Most of all, I think, my people need to listen. Listen deeply. It is not our time to speak. It is time to unlearn. Learn anew.

The legacy of colonisation does no one favours, but it robs Māori still. Daily doses of casual racism weigh heavy, the insidiousness of institutionalized racism sneaky, remaining even when

no racist individual is left. Culture of origin carries. Some things are better burnt to the ground than reformed. Those most negatively affected need to lead. Be given the support and trust to create fresh.

We have much to learn from Te Ao Māori - and all indigenous peoples. And by this, I don’t mean to put the weight of our learning on the First Nations.
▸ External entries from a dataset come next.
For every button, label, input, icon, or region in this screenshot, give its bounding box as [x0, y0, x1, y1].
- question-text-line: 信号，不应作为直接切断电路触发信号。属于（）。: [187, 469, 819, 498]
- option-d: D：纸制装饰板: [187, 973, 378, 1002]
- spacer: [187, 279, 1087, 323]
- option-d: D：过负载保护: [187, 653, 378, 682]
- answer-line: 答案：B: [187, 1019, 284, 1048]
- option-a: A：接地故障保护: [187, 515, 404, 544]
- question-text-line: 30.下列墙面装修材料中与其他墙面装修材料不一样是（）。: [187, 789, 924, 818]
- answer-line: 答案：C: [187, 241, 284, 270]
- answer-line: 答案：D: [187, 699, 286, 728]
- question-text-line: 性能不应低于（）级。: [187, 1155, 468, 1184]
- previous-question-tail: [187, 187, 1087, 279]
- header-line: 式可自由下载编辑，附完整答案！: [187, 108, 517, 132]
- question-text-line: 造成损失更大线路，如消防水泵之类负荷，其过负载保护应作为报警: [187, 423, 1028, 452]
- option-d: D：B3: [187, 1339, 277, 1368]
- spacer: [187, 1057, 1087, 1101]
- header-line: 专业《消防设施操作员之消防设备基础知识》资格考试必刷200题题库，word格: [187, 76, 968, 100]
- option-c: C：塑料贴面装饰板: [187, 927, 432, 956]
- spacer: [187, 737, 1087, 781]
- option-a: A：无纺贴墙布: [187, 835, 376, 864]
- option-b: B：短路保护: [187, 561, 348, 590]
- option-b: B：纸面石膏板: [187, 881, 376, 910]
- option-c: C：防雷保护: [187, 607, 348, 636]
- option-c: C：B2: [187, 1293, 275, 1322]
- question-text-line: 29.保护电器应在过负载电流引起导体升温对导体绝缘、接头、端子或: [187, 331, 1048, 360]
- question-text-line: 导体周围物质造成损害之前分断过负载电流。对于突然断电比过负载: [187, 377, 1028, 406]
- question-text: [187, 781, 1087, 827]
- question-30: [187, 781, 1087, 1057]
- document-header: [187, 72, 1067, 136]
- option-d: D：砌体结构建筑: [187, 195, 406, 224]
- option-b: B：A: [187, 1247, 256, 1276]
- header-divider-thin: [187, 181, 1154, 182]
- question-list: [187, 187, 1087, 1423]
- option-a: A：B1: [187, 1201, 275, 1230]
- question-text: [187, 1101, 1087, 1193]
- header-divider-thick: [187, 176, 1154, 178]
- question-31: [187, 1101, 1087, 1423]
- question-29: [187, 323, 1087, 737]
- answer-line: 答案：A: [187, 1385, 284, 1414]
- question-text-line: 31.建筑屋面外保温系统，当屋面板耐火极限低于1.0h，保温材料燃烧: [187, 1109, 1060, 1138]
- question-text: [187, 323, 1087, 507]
They are burdened with our ignorance already, dealing with the compounded effects of colonisation over generations, over-consulted and undervalued for their counsel.

Be inspired by indigenous ways, sure. But the way forward is mapped in our past. It is in connecting with nature. The Old Ways are in the beat of wings, the rush of wind and the moon-tug of water in our bodies. We are interconnected. That is a statement. Not up for debate. It is time to remember that.